Lettre ouverte au Docteur Julio María Sanguinetti
Juan Gelman
Lettre publiée dans le journal La República, Montevideo, le 10 octobre 1999

Monsieur le Président de la République Orientale de l'Uruguay:

Le vendredi 7 mai dernier à 19.30 heures, le docteur Elías Bluth, secrétaire de la Présidence de la République, a bien voulu nous recevoir, mon épouse Mara La Madrid et moi, dans son bureau du septième étage de l'Edificio Libertad 1. Nous désirions vous rencontrer, mais on nous a expliqué que ce n'était pas possible en raison d'un emploi du temps très serré dû à votre imminent voyage à Washington.

Nous avons alors exposé au docteur Bluth, l'affaire qui motivait l'audience: notre demande d'aide pour connaître la vérité au sujet du destin de ma belle-fille, María Claudia García Irureta Goyena de Gelman, et de son bébé né en captivité.

Une enquête minutieuse que mon épouse et moi-même menons à bien, en marge de tout organisme ou toute institution, nous a permis de savoir que María Claudia, enlevée le 24 août 1976 par un groupe d'opérations argentin et emmenée au camp clandestin de détention Automotores Orletti, a été transférée par des militaires uruguayens durant la deuxième semaine d'octobre de cette même année – avec les enfants Anatole Julien Grisoñas, âgé de quatre ans, et sa sœur Victoria de 18 mois, enfants d'Uruguayens disparus en Argentine – au local que la Division III du Service d'Information de la Défense (SID) occupait au croisement de Boulevard Artigas et de la rue Palmar, Montevideo.

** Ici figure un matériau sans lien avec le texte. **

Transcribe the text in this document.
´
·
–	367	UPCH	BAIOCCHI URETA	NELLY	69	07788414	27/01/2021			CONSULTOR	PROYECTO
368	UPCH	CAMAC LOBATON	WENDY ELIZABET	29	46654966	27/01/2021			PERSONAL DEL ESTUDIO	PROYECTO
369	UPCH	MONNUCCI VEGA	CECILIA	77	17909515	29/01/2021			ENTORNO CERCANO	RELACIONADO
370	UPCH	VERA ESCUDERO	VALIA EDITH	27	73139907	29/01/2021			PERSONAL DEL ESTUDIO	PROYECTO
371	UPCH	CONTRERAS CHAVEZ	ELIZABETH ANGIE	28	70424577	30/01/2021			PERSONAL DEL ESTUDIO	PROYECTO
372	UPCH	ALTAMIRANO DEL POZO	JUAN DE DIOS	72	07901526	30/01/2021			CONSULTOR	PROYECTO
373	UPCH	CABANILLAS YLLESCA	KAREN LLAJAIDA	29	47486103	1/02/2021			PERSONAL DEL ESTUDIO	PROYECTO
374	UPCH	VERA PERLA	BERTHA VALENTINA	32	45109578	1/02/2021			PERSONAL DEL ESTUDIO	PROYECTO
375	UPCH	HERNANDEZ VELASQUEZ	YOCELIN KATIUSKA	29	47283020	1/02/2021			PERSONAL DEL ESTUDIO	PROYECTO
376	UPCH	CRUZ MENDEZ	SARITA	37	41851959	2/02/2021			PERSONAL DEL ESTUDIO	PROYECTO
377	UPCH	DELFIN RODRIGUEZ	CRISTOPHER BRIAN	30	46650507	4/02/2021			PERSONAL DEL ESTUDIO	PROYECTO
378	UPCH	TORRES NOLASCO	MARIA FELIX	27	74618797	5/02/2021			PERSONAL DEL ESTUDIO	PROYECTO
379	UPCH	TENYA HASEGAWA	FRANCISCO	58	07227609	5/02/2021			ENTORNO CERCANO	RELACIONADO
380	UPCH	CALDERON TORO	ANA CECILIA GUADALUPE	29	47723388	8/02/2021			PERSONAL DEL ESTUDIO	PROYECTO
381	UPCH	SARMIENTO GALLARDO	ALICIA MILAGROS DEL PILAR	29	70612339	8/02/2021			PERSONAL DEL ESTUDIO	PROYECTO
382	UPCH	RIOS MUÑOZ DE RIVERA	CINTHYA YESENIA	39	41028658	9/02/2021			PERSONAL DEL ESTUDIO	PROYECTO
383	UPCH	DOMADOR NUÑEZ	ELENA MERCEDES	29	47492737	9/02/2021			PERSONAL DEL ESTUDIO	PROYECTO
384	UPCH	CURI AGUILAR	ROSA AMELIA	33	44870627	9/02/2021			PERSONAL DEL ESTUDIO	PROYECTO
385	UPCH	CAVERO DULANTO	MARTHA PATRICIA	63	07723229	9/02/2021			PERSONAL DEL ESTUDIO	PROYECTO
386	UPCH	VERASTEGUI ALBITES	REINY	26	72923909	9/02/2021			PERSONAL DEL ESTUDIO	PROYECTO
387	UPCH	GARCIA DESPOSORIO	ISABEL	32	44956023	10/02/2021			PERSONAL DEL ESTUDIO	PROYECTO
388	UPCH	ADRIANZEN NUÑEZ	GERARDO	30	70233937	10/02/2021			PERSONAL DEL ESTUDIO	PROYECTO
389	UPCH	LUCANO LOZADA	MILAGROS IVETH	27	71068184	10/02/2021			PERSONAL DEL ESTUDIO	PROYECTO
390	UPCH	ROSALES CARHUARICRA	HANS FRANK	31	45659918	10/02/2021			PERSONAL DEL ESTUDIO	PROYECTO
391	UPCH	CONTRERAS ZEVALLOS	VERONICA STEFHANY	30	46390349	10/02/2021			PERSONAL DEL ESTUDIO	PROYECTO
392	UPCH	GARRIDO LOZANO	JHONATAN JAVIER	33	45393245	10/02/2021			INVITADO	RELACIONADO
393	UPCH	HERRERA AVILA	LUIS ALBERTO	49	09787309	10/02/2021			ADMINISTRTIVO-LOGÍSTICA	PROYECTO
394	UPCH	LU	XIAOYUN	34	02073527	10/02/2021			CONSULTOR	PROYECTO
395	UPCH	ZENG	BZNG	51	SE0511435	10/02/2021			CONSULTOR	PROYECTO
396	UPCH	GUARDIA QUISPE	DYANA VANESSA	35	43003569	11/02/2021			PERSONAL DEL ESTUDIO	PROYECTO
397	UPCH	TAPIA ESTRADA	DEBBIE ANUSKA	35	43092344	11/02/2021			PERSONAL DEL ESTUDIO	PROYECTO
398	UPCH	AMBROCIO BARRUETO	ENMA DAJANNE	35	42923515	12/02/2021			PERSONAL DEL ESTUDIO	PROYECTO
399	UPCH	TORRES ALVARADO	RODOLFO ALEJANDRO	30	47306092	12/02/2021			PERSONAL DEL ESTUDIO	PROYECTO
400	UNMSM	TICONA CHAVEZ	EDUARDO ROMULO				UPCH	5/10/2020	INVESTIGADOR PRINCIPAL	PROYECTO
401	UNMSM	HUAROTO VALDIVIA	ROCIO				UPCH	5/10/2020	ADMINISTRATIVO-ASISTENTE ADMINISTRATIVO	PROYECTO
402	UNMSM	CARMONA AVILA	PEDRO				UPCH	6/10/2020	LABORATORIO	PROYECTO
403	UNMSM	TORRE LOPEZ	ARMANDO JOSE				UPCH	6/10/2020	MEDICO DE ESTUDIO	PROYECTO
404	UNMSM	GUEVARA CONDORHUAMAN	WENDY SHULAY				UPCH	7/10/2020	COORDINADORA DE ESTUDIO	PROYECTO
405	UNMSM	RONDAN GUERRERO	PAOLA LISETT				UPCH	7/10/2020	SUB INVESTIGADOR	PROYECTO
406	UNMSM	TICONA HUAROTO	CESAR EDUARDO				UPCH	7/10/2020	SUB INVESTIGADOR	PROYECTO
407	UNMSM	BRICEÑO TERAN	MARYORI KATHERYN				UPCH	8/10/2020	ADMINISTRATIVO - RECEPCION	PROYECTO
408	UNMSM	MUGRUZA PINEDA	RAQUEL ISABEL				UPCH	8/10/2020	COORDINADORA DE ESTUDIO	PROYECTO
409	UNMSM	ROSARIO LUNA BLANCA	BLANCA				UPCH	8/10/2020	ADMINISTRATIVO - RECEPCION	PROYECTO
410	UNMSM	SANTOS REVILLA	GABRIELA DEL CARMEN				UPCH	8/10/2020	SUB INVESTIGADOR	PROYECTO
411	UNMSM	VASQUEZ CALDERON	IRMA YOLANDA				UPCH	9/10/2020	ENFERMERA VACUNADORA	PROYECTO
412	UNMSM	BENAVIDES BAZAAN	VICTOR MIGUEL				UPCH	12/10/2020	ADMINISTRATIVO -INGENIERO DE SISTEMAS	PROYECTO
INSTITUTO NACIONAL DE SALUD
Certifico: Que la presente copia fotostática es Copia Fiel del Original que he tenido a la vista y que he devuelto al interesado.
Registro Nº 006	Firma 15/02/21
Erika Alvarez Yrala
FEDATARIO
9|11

Il s'agissait d'une opération typique du Plan Condor. Ma belle-fille était enceinte de huit mois quand le transfert s'est produit. Prisonnière au rez-de-chaussée de ce local, elle a été emmenée à l'Hôpital Militaire de Montevideo pour accoucher; rendue au SID, elle en est sortie fin décembre 1976 avec son bébé dans un berceau, vers une destination inconnue. Ils étaient escortés par deux illustres membres du SID: Juan Antonio Rodríguez Buratti, alors lieutenant colonel, chef du Département III, et l'ex capitaine José Arab, qui a servi pendant plusieurs mois à Orletti. Ils ont prononcé devant la troupe cette phrase terrible: «Il faut parfois faire des choses emmerdantes».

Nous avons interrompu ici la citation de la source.